We have hastily chosen the main stops to Teheran, Esfahan, Persepolis, Zagros Mountains and we have some time left Persian Gulf as well.  We have also decided to undertake one of the journeys via Russia in order to avoid travel twice through the Balkan-Turkish transit via Istanbul and Trabzon.

The first steps will be to find out whether the Kurdistan part of Turkey is open to tourist as the war between Turkish army and Kurdish separatists started again.  Next we have to sort out the Russian, Armenian and Iranian Visa.

Iranian should take 2-3 weeks and costs 960 Kc (£30), similar situation applies to Russian one. Armenian visas can be obtained from London’s Embassy for £30 and takes 4 working days.

 

There are first set backs.  The following borders are closed: Russia-Georgia, Armenia-Turkey, Armenia-Azerbaijan.

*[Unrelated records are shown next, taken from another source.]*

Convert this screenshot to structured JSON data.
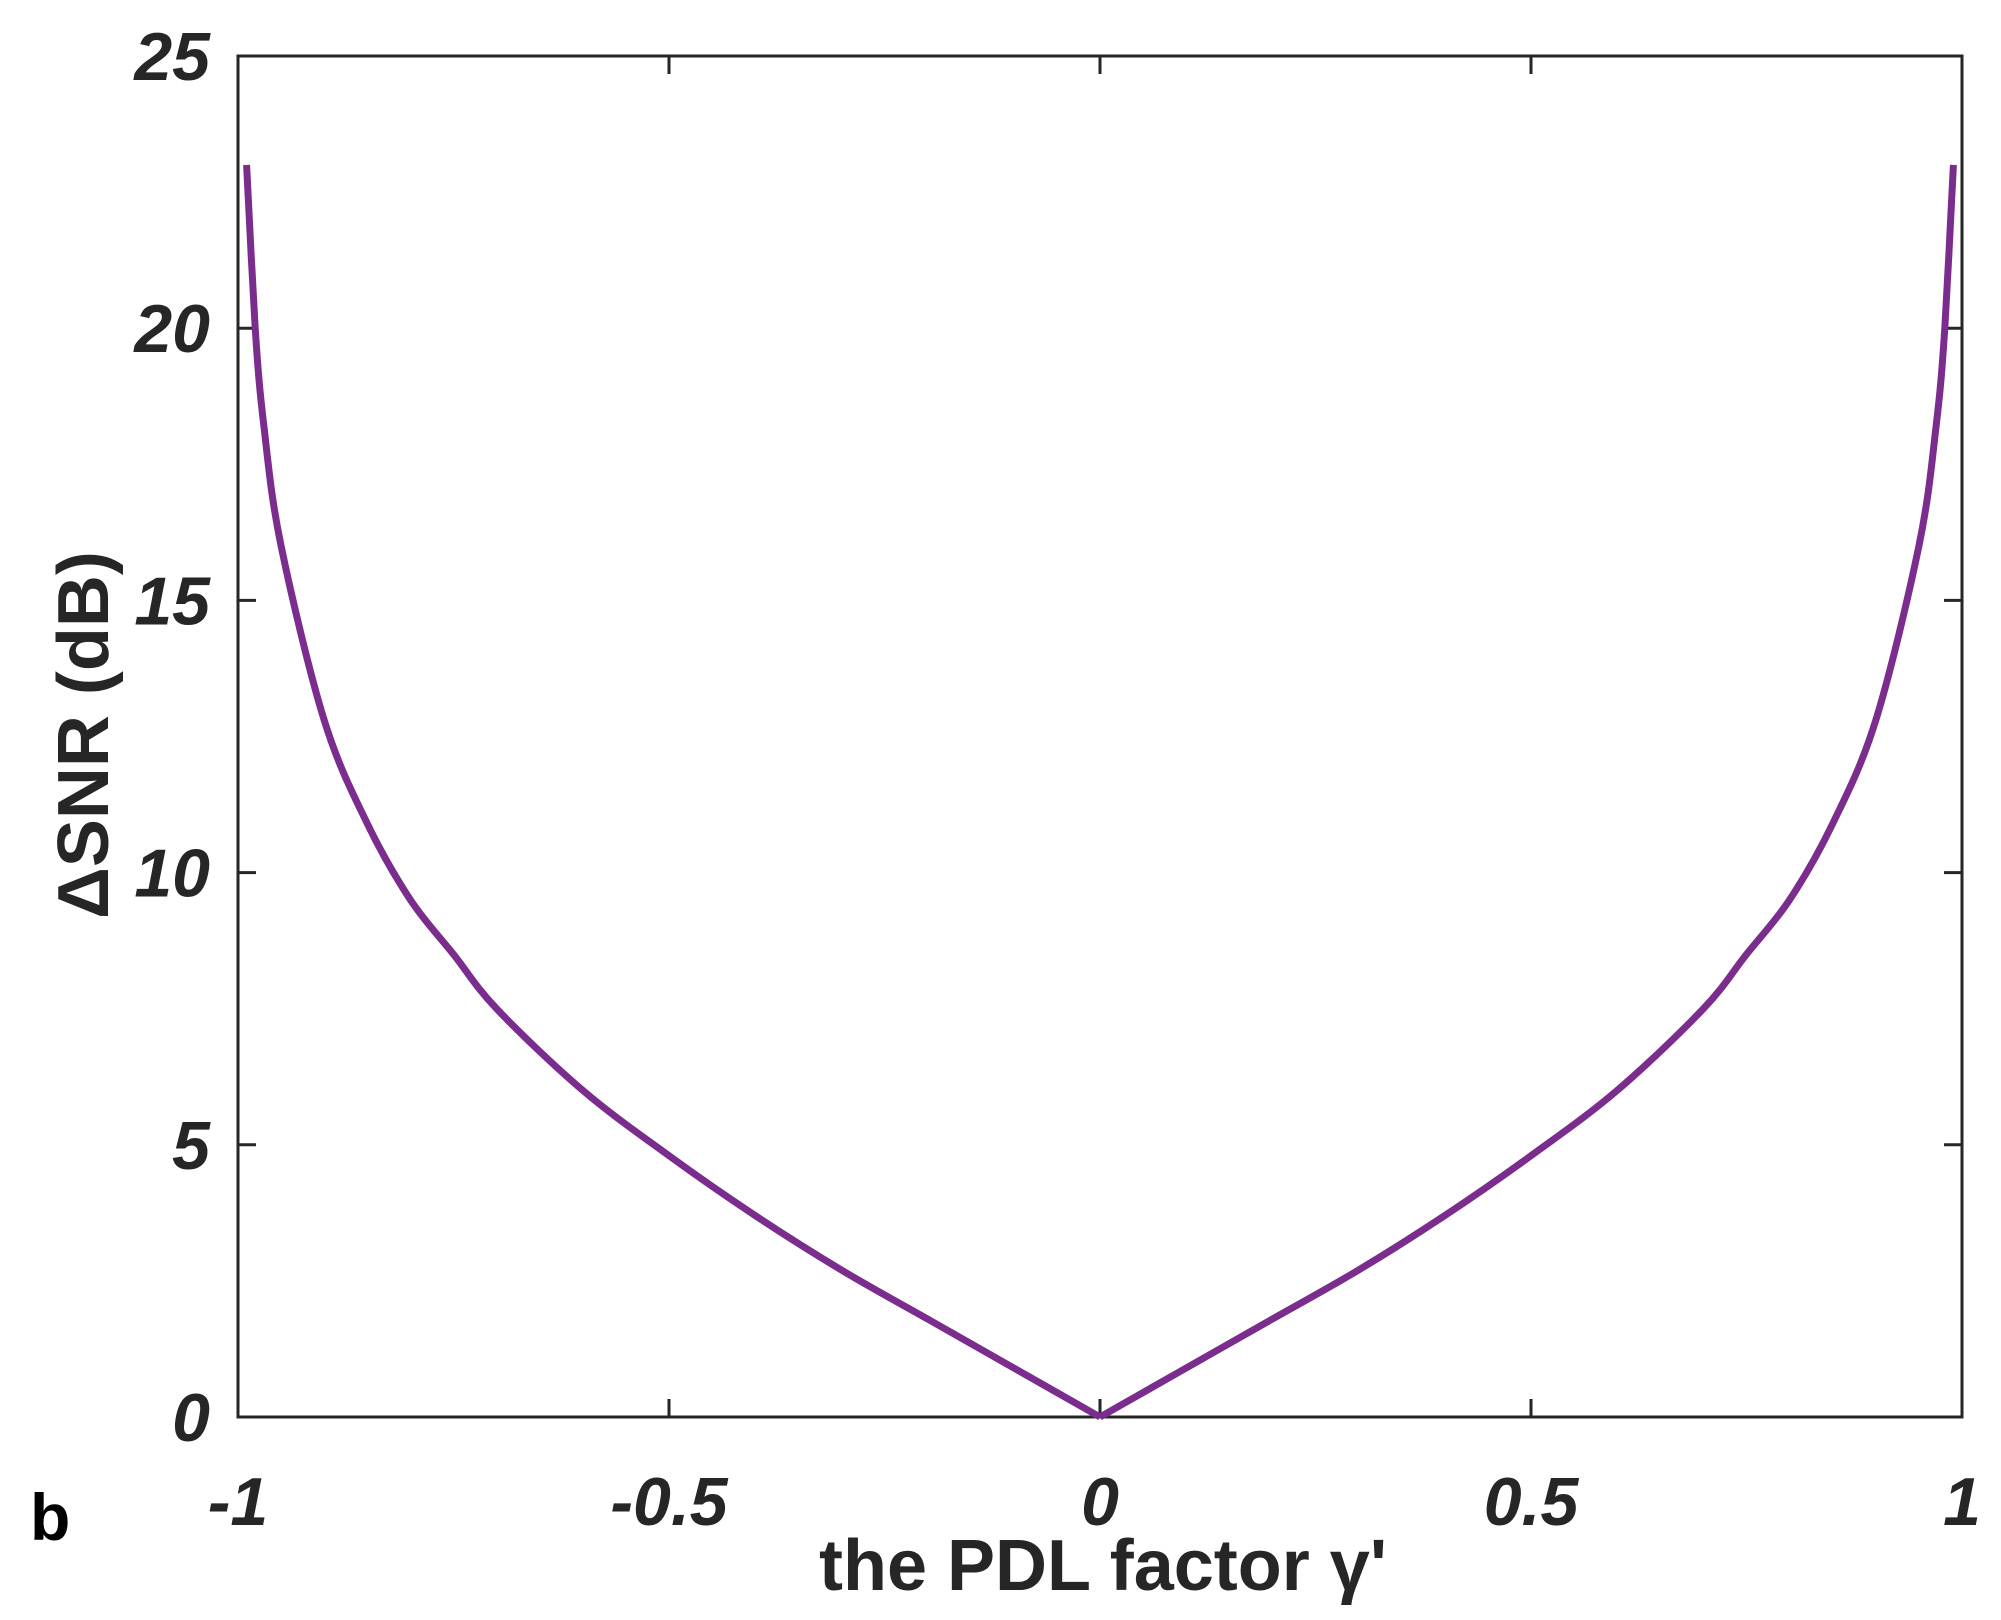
{
  "panel_label": "b",
  "chart_data": {
    "type": "line",
    "xlabel": "the PDL factor γ'",
    "ylabel": "ΔSNR (dB)",
    "xlim": [
      -1,
      1
    ],
    "ylim": [
      0,
      25
    ],
    "x_ticks": [
      -1,
      -0.5,
      0,
      0.5,
      1
    ],
    "x_tick_labels": [
      "-1",
      "-0.5",
      "0",
      "0.5",
      "1"
    ],
    "y_ticks": [
      0,
      5,
      10,
      15,
      20,
      25
    ],
    "y_tick_labels": [
      "0",
      "5",
      "10",
      "15",
      "20",
      "25"
    ],
    "grid": false,
    "series": [
      {
        "color": "#7B2D8E",
        "x": [
          -0.99,
          -0.98,
          -0.97,
          -0.95,
          -0.9,
          -0.85,
          -0.8,
          -0.75,
          -0.7,
          -0.6,
          -0.5,
          -0.4,
          -0.3,
          -0.2,
          -0.1,
          0,
          0.1,
          0.2,
          0.3,
          0.4,
          0.5,
          0.6,
          0.7,
          0.75,
          0.8,
          0.85,
          0.9,
          0.95,
          0.97,
          0.98,
          0.99
        ],
        "y": [
          23.0,
          20.0,
          18.2,
          16.0,
          12.8,
          10.9,
          9.5,
          8.5,
          7.5,
          6.0,
          4.8,
          3.7,
          2.7,
          1.8,
          0.9,
          0.0,
          0.9,
          1.8,
          2.7,
          3.7,
          4.8,
          6.0,
          7.5,
          8.5,
          9.5,
          10.9,
          12.8,
          16.0,
          18.2,
          20.0,
          23.0
        ]
      }
    ]
  }
}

That means we can enter the Caucasus range from Russia without the large deviation to Azerbaijan (avoiding Chechnya and going through Dagestan).  Russian Embassy doesn’t recommend the above so our Northern route seems to lead to dead end.

Luckily Mirek is discovering the Ukrainian ferry company which sails between Illyichevsk by Odessa to Georgian Poti.  Ferry for a Land rover and two persons costs $800 and takes 3 days.  We are being informed that it can be delayed by up to 3 days though…  We’ve asked for more info and expecting the reply soon.

If above goes ahead we will be setting off from Brno on 23.3 and drive 1500km through Slovakia and Ukraine The ferry departs on 25.3. and arrives to Poti on 27.3..  Then we’ll spend several days browsing through Georgian and Armenian Caucasus and we should enter Iran on 31.3. Next 3 weeks we’ll be spending by driving and exploring the areas of Northern Iran, Caspian sea, Albroz mountains, Teheran, Esfahan, Persepolis and Shiraz.  There we’ll have to make a decision of either take the trip toeards Gulf, or detour east via Dasht E-Kavir desert to back to Teheran.  From there we will be heading towards lake Orumiyeh and to Turkey and Balkans.  We’re expecting to cover around 10000km.

I will inform on the progress of planning soon.

Posted by Radek in 02:42:52
Comments

5 Responses

  1. Evinka says:

    To vypada jako cesta na pul roku;)

  2. Zebra says:

    Parada! Dobre jsi to napsal! Jen tak dal!

  3. Radek says:

    Evinka,No jo, my si toho vzdycka na ty 4 tydny naberem trochu moc, ale to pujde. V noci prejedem nudny kousky a ve dne budem chodit. Mirdas musi byt kolem 20.4. zpatky.

  4. Evinka says:

    Radku - tak to vas chci po tech ctyrech tydnech videt, jestli pojedete nonstop;)

  5. Radek says:

    JAko vzdycky :)
    Ale neboj, nonstop to nebude. Pokratime cesty Iranem dalnicema a pak se na par dni ztratime v horach… Iran Brno jsme minule dali za 3 dny, takze casu bude dost.